A key college defender — Mintz Levin lawyer Charles A. Samuels, who represents an organization that helps colleges issue bonds — says the last thing higher education needs right now is new limits on tax-exempt financing.

Samuels is right. But here’s the problem: This latest push-back from colleges comes just weeks after the NCAA agreed to a $10.8 billion deal with CBS to broadcast the men’s basketball tournament, funneling $740 million a year to member colleges.

The dollars, of course, were reason for athletic departments – including women’s coaches – to celebrate (more funding for everyone). And objectively, who wants to turn away cash?

What both of these items represent, however, is a fundamental challenge to colleges’ role as non-profit, educational, public-good-centered institutions with a responsibility to gender-equitable values. They represent the continued financial pressure toward centers of profit.

If colleges want the business benefits of non-profit status (and what’s wrong with that?) then they should fairly and equally promote the interests of male and female students. But the lopsided drive to peddle men’s sports “products” counters that very principle. When men’s sports operate on a separate plane from female sports — regardless of what Title IX says — there is an echo effect for every male and female student on campus. It is not just about sports.
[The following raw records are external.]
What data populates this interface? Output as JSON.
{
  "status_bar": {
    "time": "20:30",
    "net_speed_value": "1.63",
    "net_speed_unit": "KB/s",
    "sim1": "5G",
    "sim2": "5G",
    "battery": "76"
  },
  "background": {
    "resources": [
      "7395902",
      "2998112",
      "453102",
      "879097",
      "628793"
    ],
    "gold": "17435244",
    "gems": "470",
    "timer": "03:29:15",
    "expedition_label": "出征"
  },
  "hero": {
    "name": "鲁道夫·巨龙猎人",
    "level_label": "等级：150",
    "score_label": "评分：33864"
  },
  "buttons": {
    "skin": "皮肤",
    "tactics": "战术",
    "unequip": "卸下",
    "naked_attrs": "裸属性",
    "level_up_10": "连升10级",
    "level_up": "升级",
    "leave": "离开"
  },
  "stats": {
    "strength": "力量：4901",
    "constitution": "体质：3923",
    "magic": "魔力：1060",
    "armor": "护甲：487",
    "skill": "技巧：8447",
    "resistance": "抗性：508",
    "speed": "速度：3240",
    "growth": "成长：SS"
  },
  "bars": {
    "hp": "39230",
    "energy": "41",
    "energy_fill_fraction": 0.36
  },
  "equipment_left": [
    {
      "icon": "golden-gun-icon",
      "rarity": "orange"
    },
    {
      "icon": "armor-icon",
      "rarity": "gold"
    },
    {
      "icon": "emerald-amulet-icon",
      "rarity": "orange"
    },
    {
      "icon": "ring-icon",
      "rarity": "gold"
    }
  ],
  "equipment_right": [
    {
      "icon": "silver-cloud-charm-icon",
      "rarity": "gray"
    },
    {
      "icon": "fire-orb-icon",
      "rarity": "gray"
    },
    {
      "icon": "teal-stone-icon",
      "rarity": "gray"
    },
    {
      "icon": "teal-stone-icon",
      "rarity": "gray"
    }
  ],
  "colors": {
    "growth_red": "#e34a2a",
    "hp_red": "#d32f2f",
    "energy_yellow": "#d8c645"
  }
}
While just 11 percent of the construction that employs these tax-exempt bonds is for athletic facilities (plus another 10 percent for “equipment”), who are these building for, exactly? Maybe men’s so-called revenue-producing sports?

The point here is not to sound like a conspiracy theorist or to fuss – yet again – about the monstrous over-promotion of men’s sports like NCAA basketball, but to pause long enough to ask the question: How is this all right? How does this practice of amping up broadcast of men’s basketball serve the public good?

How does using public money and broadcast dollars to house, support, and develop a farm team for NBA players (most of whom will never graduate and may not stay past freshman year) serve the male and female student bodies of these colleges?

Colleges do deserve public benefits, but those come with responsibilities to play fair.